Current treatment requires multiple drugs for at least six months and sometimes years, and antibiotic resistance is growing, increasing urgency for finding new treatments.
However, drug discovery typically requires production of hundreds of derivatives of an original compound in order to find the most effective version. The new technology, dubbed MorphEUS (Morphological Evaluation and Understanding of drug Stress), provides a rapid, efficient, cost-effective way to determine how specific compounds act to destroy Mycobcterium tuberculosis (M. tb), the bacterium that causes tuberculosis.

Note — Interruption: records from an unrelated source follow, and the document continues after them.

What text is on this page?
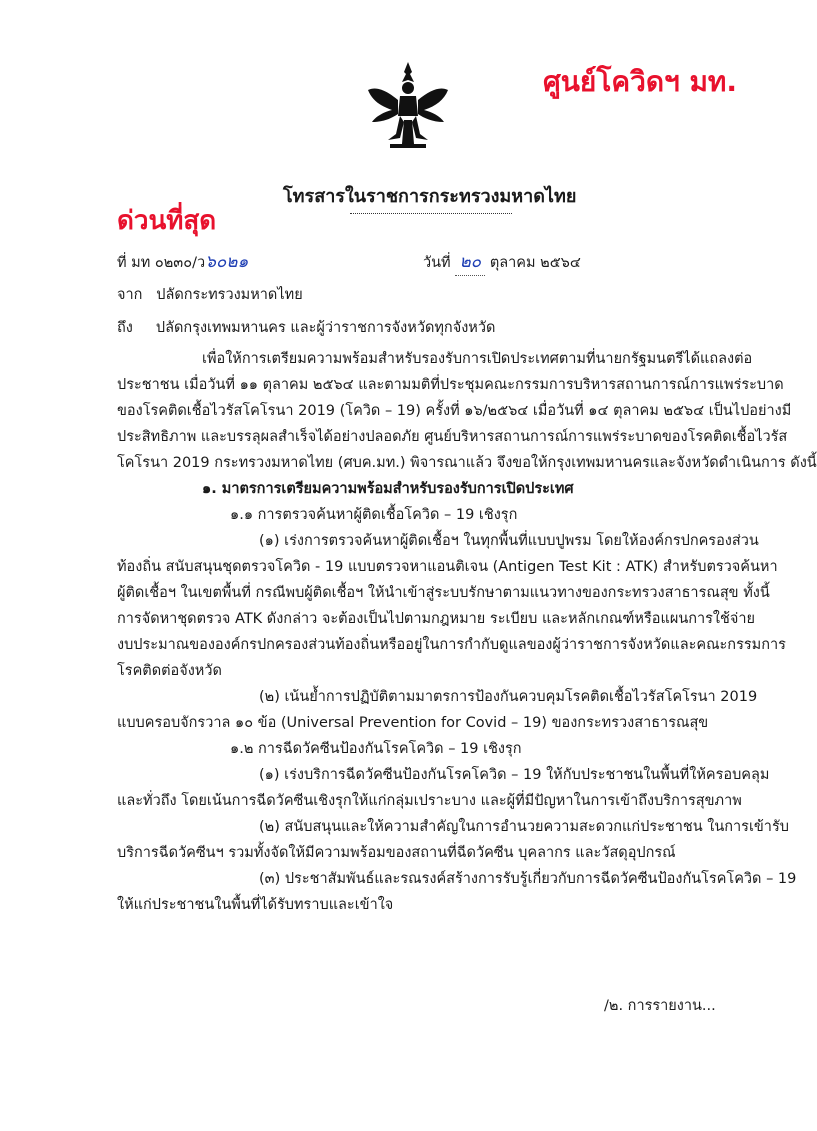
ศูนย์โควิดฯ มท.
โทรสารในราชการกระทรวงมหาดไทย
ด่วนที่สุด
ที่ มท ๐๒๓๐/ว๖๐๒๑	วันที่ ๒๐ ตุลาคม ๒๕๖๔
จาก   ปลัดกระทรวงมหาดไทย
ถึง     ปลัดกรุงเทพมหานคร และผู้ว่าราชการจังหวัดทุกจังหวัด
เพื่อให้การเตรียมความพร้อมสำหรับรองรับการเปิดประเทศตามที่นายกรัฐมนตรีได้แถลงต่อ
ประชาชน เมื่อวันที่ ๑๑ ตุลาคม ๒๕๖๔ และตามมติที่ประชุมคณะกรรมการบริหารสถานการณ์การแพร่ระบาด
ของโรคติดเชื้อไวรัสโคโรนา 2019 (โควิด – 19) ครั้งที่ ๑๖/๒๕๖๔ เมื่อวันที่ ๑๔ ตุลาคม ๒๕๖๔ เป็นไปอย่างมี
ประสิทธิภาพ และบรรลุผลสำเร็จได้อย่างปลอดภัย ศูนย์บริหารสถานการณ์การแพร่ระบาดของโรคติดเชื้อไวรัส
โคโรนา 2019 กระทรวงมหาดไทย (ศบค.มท.) พิจารณาแล้ว จึงขอให้กรุงเทพมหานครและจังหวัดดำเนินการ ดังนี้
๑. มาตรการเตรียมความพร้อมสำหรับรองรับการเปิดประเทศ
๑.๑ การตรวจค้นหาผู้ติดเชื้อโควิด – 19 เชิงรุก
(๑) เร่งการตรวจค้นหาผู้ติดเชื้อฯ ในทุกพื้นที่แบบปูพรม โดยให้องค์กรปกครองส่วน
ท้องถิ่น สนับสนุนชุดตรวจโควิด - 19 แบบตรวจหาแอนติเจน (Antigen Test Kit : ATK) สำหรับตรวจค้นหา
ผู้ติดเชื้อฯ ในเขตพื้นที่ กรณีพบผู้ติดเชื้อฯ ให้นำเข้าสู่ระบบรักษาตามแนวทางของกระทรวงสาธารณสุข ทั้งนี้
การจัดหาชุดตรวจ ATK ดังกล่าว จะต้องเป็นไปตามกฎหมาย ระเบียบ และหลักเกณฑ์หรือแผนการใช้จ่าย
งบประมาณขององค์กรปกครองส่วนท้องถิ่นหรืออยู่ในการกำกับดูแลของผู้ว่าราชการจังหวัดและคณะกรรมการ
โรคติดต่อจังหวัด
(๒) เน้นย้ำการปฏิบัติตามมาตรการป้องกันควบคุมโรคติดเชื้อไวรัสโคโรนา 2019
แบบครอบจักรวาล ๑๐ ข้อ (Universal Prevention for Covid – 19) ของกระทรวงสาธารณสุข
๑.๒ การฉีดวัคซีนป้องกันโรคโควิด – 19 เชิงรุก
(๑) เร่งบริการฉีดวัคซีนป้องกันโรคโควิด – 19 ให้กับประชาชนในพื้นที่ให้ครอบคลุม
และทั่วถึง โดยเน้นการฉีดวัคซีนเชิงรุกให้แก่กลุ่มเปราะบาง และผู้ที่มีปัญหาในการเข้าถึงบริการสุขภาพ
(๒) สนับสนุนและให้ความสำคัญในการอำนวยความสะดวกแก่ประชาชน ในการเข้ารับ
บริการฉีดวัคซีนฯ รวมทั้งจัดให้มีความพร้อมของสถานที่ฉีดวัคซีน บุคลากร และวัสดุอุปกรณ์
(๓) ประชาสัมพันธ์และรณรงค์สร้างการรับรู้เกี่ยวกับการฉีดวัคซีนป้องกันโรคโควิด – 19
ให้แก่ประชาชนในพื้นที่ได้รับทราบและเข้าใจ
/๒. การรายงาน...
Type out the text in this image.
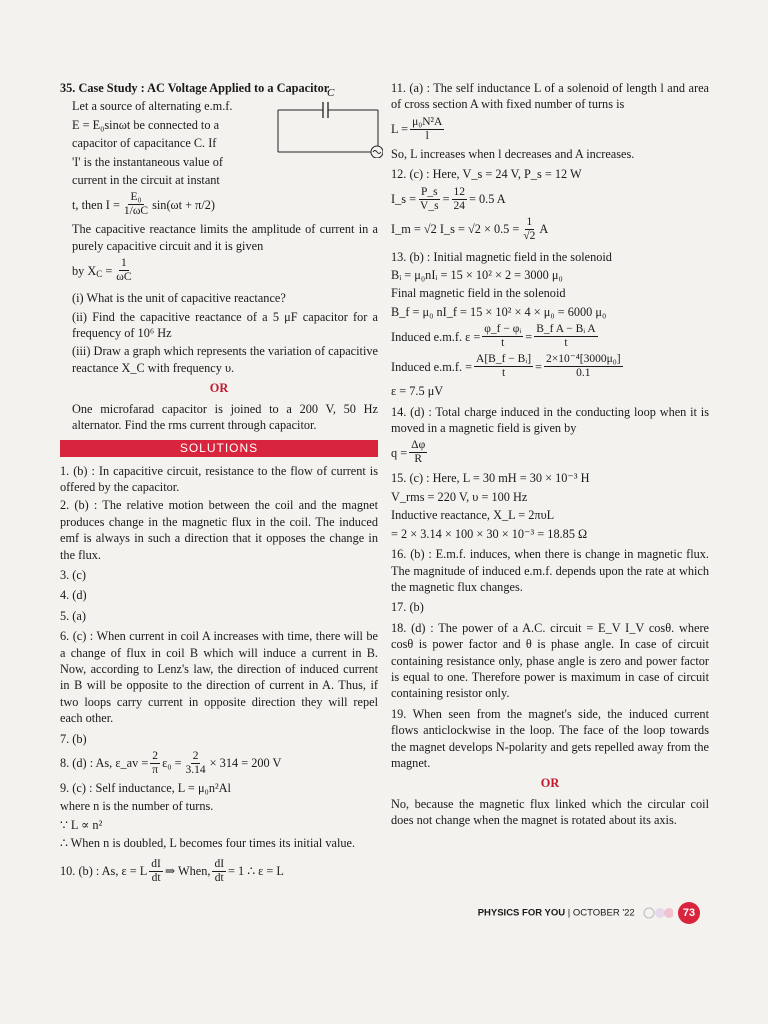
35. Case Study : AC Voltage Applied to a Capacitor

C

Let a source of alternating e.m.f.

E = E₀sinωt be connected to a

capacitor of capacitance C. If

'I' is the instantaneous value of

current in the circuit at instant

t, then $I = \frac{\text{E₀}}{1/\omega C} \sin(\omega t + \pi/2)$

The capacitive reactance limits the amplitude of current in a purely capacitive circuit and it is given

by X $C = \frac{1}{\omega C}$

(i) What is the unit of capacitive reactance?

(ii) Find the capacitive reactance of a 5 μF capacitor for a frequency of 10⁶ Hz

(iii) Draw a graph which represents the variation of capacitive reactance X_C with frequency υ.

OR

One microfarad capacitor is joined to a 200 V, 50 Hz alternator. Find the rms current through capacitor.

SOLUTIONS

1. (b) : In capacitive circuit, resistance to the flow of current is offered by the capacitor.

2. (b) : The relative motion between the coil and the magnet produces change in the magnetic flux in the coil. The induced emf is always in such a direction that it opposes the change in the flux.

3. (c)

4. (d)

5. (a)

6. (c) : When current in coil A increases with time, there will be a change of flux in coil B which will induce a current in B. Now, according to Lenz's law, the direction of induced current in B will be opposite to the direction of current in A. Thus, if two loops carry current in opposite direction they will repel each other.

7. (b)

8. (d) : As, ε_av = $\frac{2}{\pi} \varepsilon_0 = \frac{2}{3.14} \times 314 = 200$ V

9. (c) : Self inductance, L = μ₀n²Al

where n is the number of turns.

∵ L ∝ n²

∴ When n is doubled, L becomes four times its initial value.

10. (b) : As, ε = L $\frac{dI}{dt}$ ⇒ When, $\frac{dI}{dt} = 1$ ∴ ε = L

11. (a) : The self inductance L of a solenoid of length l and area of cross section A with fixed number of turns is

$L = \frac{\text{μ₀N²A}}{l}$

So, L increases when l decreases and A increases.

12. (c) : Here, V_s = 24 V, P_s = 12 W

I_s = $\frac{P\_s}{V\_s} = \frac{12}{24} = 0.5$ A
I_m = √2 I_s = $√2 \times 0.5 = \frac{1}{√2}$ A

13. (b) : Initial magnetic field in the solenoid

Bᵢ = μ₀nIᵢ = 15 × 10² × 2 = 3000 μ₀

Final magnetic field in the solenoid

B_f = μ₀ nI_f = 15 × 10² × 4 × μ₀ = 6000 μ₀

Induced e.m.f. $\varepsilon = \frac{\text{φ\_f − φᵢ}}{t} = \frac{\text{B\_f A − Bᵢ A}}{t}$
Induced e.m.f. = $\frac{\text{A[B\_f − Bᵢ]}}{t} = \frac{\text{2×10⁻⁴[3000μ₀]}}{0.1}$

ε = 7.5 μV

14. (d) : Total charge induced in the conducting loop when it is moved in a magnetic field is given by

$q = \frac{\Delta\varphi}{R}$

15. (c) : Here, L = 30 mH = 30 × 10⁻³ H

V_rms = 220 V, υ = 100 Hz

Inductive reactance, X_L = 2πυL

= 2 × 3.14 × 100 × 30 × 10⁻³ = 18.85 Ω

16. (b) : E.m.f. induces, when there is change in magnetic flux. The magnitude of induced e.m.f. depends upon the rate at which the magnetic flux changes.

17. (b)

18. (d) : The power of a A.C. circuit = E_V I_V cosθ. where cosθ is power factor and θ is phase angle. In case of circuit containing resistance only, phase angle is zero and power factor is equal to one. Therefore power is maximum in case of circuit containing resistor only.

19. When seen from the magnet's side, the induced current flows anticlockwise in the loop. The face of the loop towards the magnet develops N-polarity and gets repelled away from the magnet.

OR

No, because the magnetic flux linked which the circular coil does not change when the magnet is rotated about its axis.

PHYSICS FOR YOU | OCTOBER '22	73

“We urgently need shorter, more effective TB therapies, and MorphEUS enables us to screen through drug candidates, see how they actually affect the cell, and learn which drugs have unique ways to kill the M. tb,” said Bree Aldridge, associate professor of molecular biology and microbiology at Tufts University School of Medicine and senior author on the associated paper about the new platform published online in the Proceedings of the National Academies of Sciences (PNAS).
Aldridge and her colleagues applied MorphEUS to 34 currently available antibiotics for which modes of action were already established and three non-commercial compounds. MorphEUS categorized the drugs correctly 94% of the time. In the remaining instances, MorphEUS identified previously unknown target pathways.
The search for new TB treatments has been stymied by difficulties in identifying the biological activity of compounds early in the drug discovery process and the need to clarify the mechanism of action of existing therapies. Antibacterials kill pathogens via specific molecular actions, for example, by destroying the microbe’s cell wall or inhibiting protein synthesis. The drugs leave clues to their particular modus operandi: characteristic physical unraveling of the bacterial cells, which may affect length, width, shape of structures like the chromosome, staining ability, and other properties.
“We found that conventional morphological profiling approaches didn’t work with M. tb, because the bacterium’s inherent response to treatment was extremely variable, and changes in morphology were much less obvious than in bacteria like E. coli,” said Trever C. Smith II, co-first author on the paper and a postdoctoral researcher in the Aldridge laboratory.